Pourquoi une telle campagne de bashing ?

Pour comprendre les raisons du bashing dont a été l’objet Semlex, il faut sans doute remonter avant avril 2017. Dans l’entretien qu’il a accordé à Congo Panorama, Albert Karaziwan explique avoir collaboré un moment avec un intermédiaire dans le cadre du pilotage du projet. C’était en 2016. Cet intermédiaire, d’après Albert Karaziwan, était « une personne qui avait apporté son assistance dans le pilotage du projet et qui s’était faite passer pour un consultant d’Etat alors que l’Etat (congolais, Ndlr) pensait qu’il était notre agent… ».

Cet homme aux intentions peu claires aurait réclamé des honoraires exorbitants alors qu’aucun contrat ne le liait avec le groupe Semlex. Face au refus de l’entreprise de céder à ce qu’elle considérait être une tentative d’extorsion de fonds, l’individu a décidé début 2017 de déposer une plainte pénale en Belgique. La plainte est tombée à l’eau en l’absence d’éléments sérieux (dans son communiqué du 27 décembre 2017, Semlex affirme avoir porté plainte à son tour contre l’homme). Suite à cet échec, l’homme aurait menacé Albert Karaziwan de salir la réputation de Semlex dans les médias.
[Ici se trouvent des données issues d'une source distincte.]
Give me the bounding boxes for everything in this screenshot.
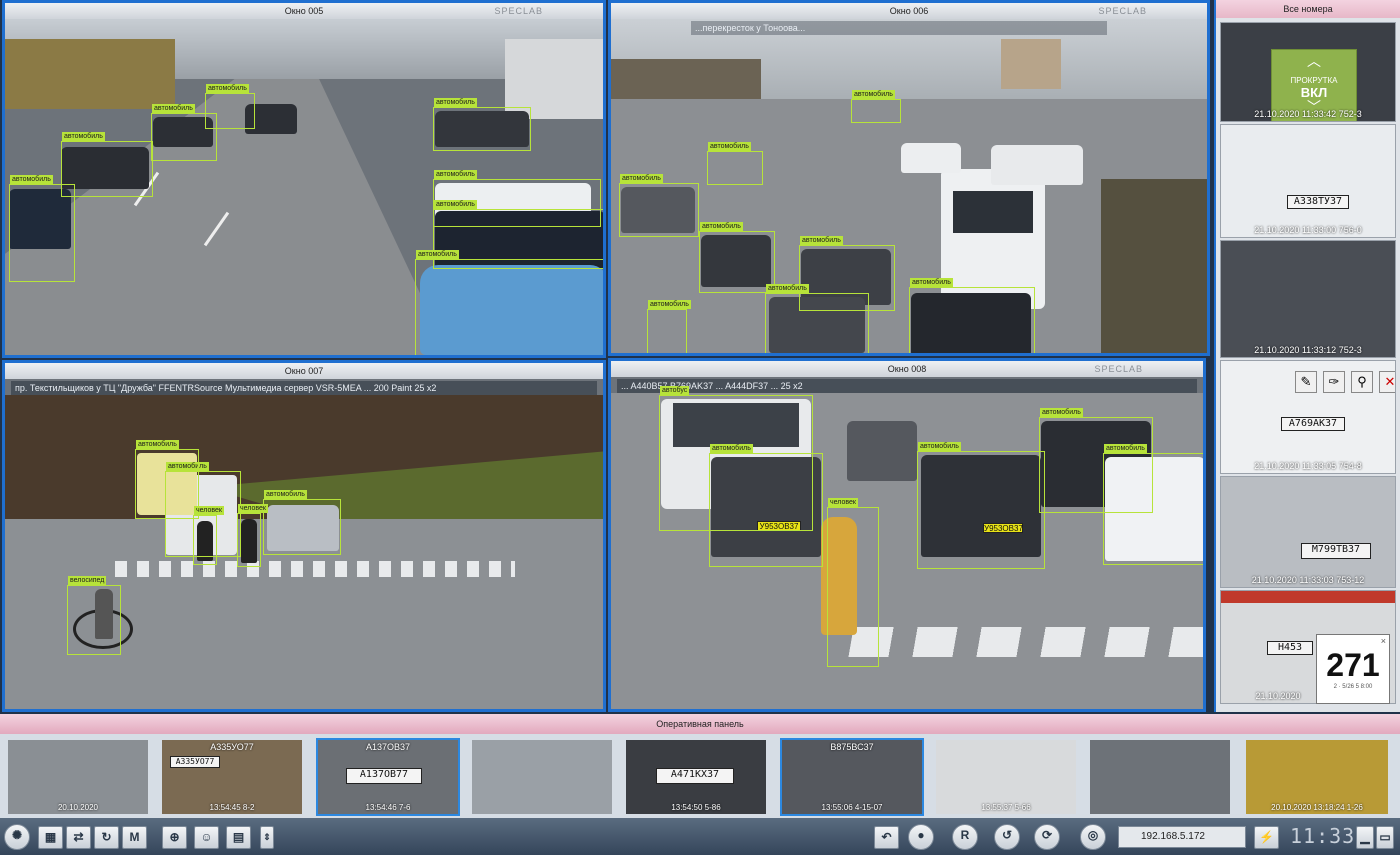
cards-icon[interactable]: ▤ [226, 826, 251, 849]
plate-shot[interactable]: М799ТВ37 21.10.2020 11:33:03 753-12 [1220, 476, 1396, 588]
detection-box: автомобиль [205, 84, 255, 129]
shot-tools: ✎ ✑ ⚲ ✕ [1295, 371, 1395, 393]
event-thumbnail[interactable]: 13:55:37 5-66 [934, 738, 1078, 816]
plate-shot[interactable]: 21.10.2020 11:33:12 752-3 [1220, 240, 1396, 358]
camera-tile-005[interactable]: Окно 005 SPECLAB автомобиль автомобиль а… [2, 0, 606, 358]
panel-header: Все номера [1216, 0, 1400, 18]
grid-layout-icon[interactable]: ▦ [38, 826, 63, 849]
plate-shot[interactable]: А338ТУ37 21.10.2020 11:33:00 756-0 [1220, 124, 1396, 238]
plates-feed-panel: Все номера ︿ ПРОКРУТКА ВКЛ ﹀ 21.10.2020 … [1214, 0, 1400, 712]
operational-panel: Оперативная панель 20.10.2020 А335УО77 А… [0, 714, 1400, 818]
plate-counter[interactable]: × 271 2 · 5/26 5 8:00 [1316, 634, 1390, 704]
event-thumbnail[interactable]: А137ОВ37 А137ОВ77 13:54:46 7-6 [316, 738, 460, 816]
camera-info-overlay: ...перекресток у Тоноова... [691, 21, 1107, 35]
record-mode-icon[interactable]: R [952, 824, 978, 850]
back-icon[interactable]: ↶ [874, 826, 899, 849]
detection-box: автомобиль [647, 300, 691, 353]
camera-view: автомобиль автомобиль автомобиль автомоб… [5, 19, 603, 355]
detection-box: автомобиль [709, 444, 823, 567]
map-button[interactable]: M [122, 826, 147, 849]
detection-box: автомобиль [699, 222, 775, 293]
detection-box: автомобиль [263, 490, 341, 555]
detection-box: автомобиль [917, 442, 1045, 569]
speed-icon[interactable]: ↺ [994, 824, 1020, 850]
zoom-icon[interactable]: ⚲ [1351, 371, 1373, 393]
lightning-icon[interactable]: ⚡ [1254, 826, 1279, 849]
chevron-up-icon[interactable]: ︿ [1272, 54, 1356, 68]
car-icon[interactable]: ⊕ [162, 826, 187, 849]
detection-box: автомобиль [1103, 444, 1203, 565]
status-icon[interactable]: ◎ [1080, 824, 1106, 850]
detection-box: автомобиль [851, 90, 901, 123]
close-icon[interactable]: × [1381, 636, 1386, 646]
brand-logo: SPECLAB [1094, 364, 1143, 374]
users-icon[interactable]: ☺ [194, 826, 219, 849]
server-address-field[interactable]: 192.168.5.172 [1118, 826, 1246, 848]
brand-logo: SPECLAB [494, 6, 543, 16]
refresh-icon[interactable]: ↻ [94, 826, 119, 849]
event-thumbnail[interactable] [470, 738, 614, 816]
tile-title: Окно 007 [5, 363, 603, 379]
video-surveillance-window: Окно 005 SPECLAB автомобиль автомобиль а… [0, 0, 1400, 855]
pen-icon[interactable]: ✎ [1295, 371, 1317, 393]
bottom-toolbar: ✺ ▦ ⇄ ↻ M ⊕ ☺ ▤ ⇕ ↶ ● R ↺ ⟳ ◎ 192.168.5.… [0, 818, 1400, 855]
event-thumbnail[interactable]: 20.10.2020 13:18:24 1-26 [1244, 738, 1390, 816]
detection-box: автомобиль [909, 278, 1035, 353]
detection-box: человек [237, 504, 268, 567]
window-icon[interactable]: ▭ [1376, 826, 1394, 849]
license-plate: А769АК37 [1281, 417, 1345, 431]
event-thumbnail[interactable]: А335УО77 А335УО77 13:54:45 8-2 [160, 738, 304, 816]
license-plate: Н453 [1267, 641, 1313, 655]
sequence-icon[interactable]: ⇄ [66, 826, 91, 849]
event-thumbnail[interactable]: А471КХ37 13:54:50 5-86 [624, 738, 768, 816]
logo-icon[interactable]: ✺ [4, 824, 30, 850]
event-thumbnail[interactable]: 20.10.2020 [6, 738, 150, 816]
brand-logo: SPECLAB [1098, 6, 1147, 16]
camera-view: автомобиль автомобиль автомобиль человек… [5, 379, 603, 709]
delete-icon[interactable]: ✕ [1379, 371, 1395, 393]
detection-box: автомобиль [433, 98, 531, 151]
camera-tile-007[interactable]: Окно 007 пр. Текстильщиков у ТЦ "Дружба"… [2, 360, 606, 712]
panel-header: Оперативная панель [0, 714, 1400, 734]
detection-box: автомобиль [707, 142, 763, 185]
detection-box: велосипед [67, 576, 121, 655]
license-plate: М799ТВ37 [1301, 543, 1371, 559]
camera-tile-008[interactable]: Окно 008 SPECLAB ... A440B57 B769AK37 ..… [608, 358, 1206, 712]
detection-box: автомобиль [619, 174, 699, 237]
clock: 11:33 [1290, 824, 1356, 848]
camera-view: ...перекресток у Тоноова... автомобиль а… [611, 19, 1207, 353]
plate-shot[interactable]: ✎ ✑ ⚲ ✕ А769АК37 21.10.2020 11:33:05 754… [1220, 360, 1396, 474]
detection-box: человек [193, 506, 224, 565]
sync-icon[interactable]: ⟳ [1034, 824, 1060, 850]
marker-icon[interactable]: ✑ [1323, 371, 1345, 393]
detection-box: автомобиль [415, 250, 603, 355]
event-thumbnail[interactable] [1088, 738, 1232, 816]
record-indicator-icon[interactable]: ● [908, 824, 934, 850]
detection-box: автомобиль [9, 175, 75, 282]
detection-box: человек [827, 498, 879, 667]
camera-tile-006[interactable]: Окно 006 SPECLAB ...перекресток у Тоноов… [608, 0, 1210, 356]
minimize-icon[interactable]: ▁ [1356, 826, 1374, 849]
detection-box: автомобиль [135, 440, 199, 519]
detection-box: автомобиль [765, 284, 869, 353]
event-thumbnail[interactable]: В875ВС37 13:55:06 4-15-07 [780, 738, 924, 816]
plate-shot[interactable]: ︿ ПРОКРУТКА ВКЛ ﹀ 21.10.2020 11:33:42 75… [1220, 22, 1396, 122]
license-plate: А338ТУ37 [1287, 195, 1349, 209]
chevron-updown-icon[interactable]: ⇕ [260, 826, 274, 849]
camera-view: У953ОВ37 У953ОВ37 автобус автомобиль авт… [611, 377, 1203, 709]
Cela n’a pas loupé, puisque quelques mois plus tard était publiée l’enquête de l’agence Reuters.

Y aurait-il un lien entre les menaces proférées par ce personnage énigmatique et la campagne très violente qui a éclaté au mois d’avril 2017 ? Qui se cache derrière les rumeurs véhiculées par l’agence Reuters ? Quelle crédibilité accorder au journaliste en charge de l’enquête ? Beaucoup de questions restent sans réponses. Pour certains, Zetes, l’un des principaux concurrents de Semlex en Afrique, n’est pas étranger à cette affaire. Le « Journal de la Biométrie » rappelle les relations privilégiées qui unissent David Lewis et Zetes. D’autres sources, quant à elles, pointent du doigt les relations qu’entretiendrait la firme Zetes avec des hommes politiques belges.

Selon Semlex, « cette campagne de bashing consiste à soutenir que les succès de SEMLEX EUROPE, devenue un acteur majeur du marché, ne sauraient soi-disant être normaux d’autant que de grands opérateurs échouent là où elle réussit, de sorte que SEMLEX EUROPE devrait d’être suspectée d’agir de manière malhonnête ! ».

Qui a raison ? Qui faut-il croire ? Difficile pour le moment de démêler le vrai du faux dans cette affaire complexe et entourée de zones d’ombres. C’est pourquoi les journalistes seraient bien avisés de laisser la justice faire son travail, plutôt que de relayer à longueur d’articles les jugements hâtifs et incertains formulés par David Lewis.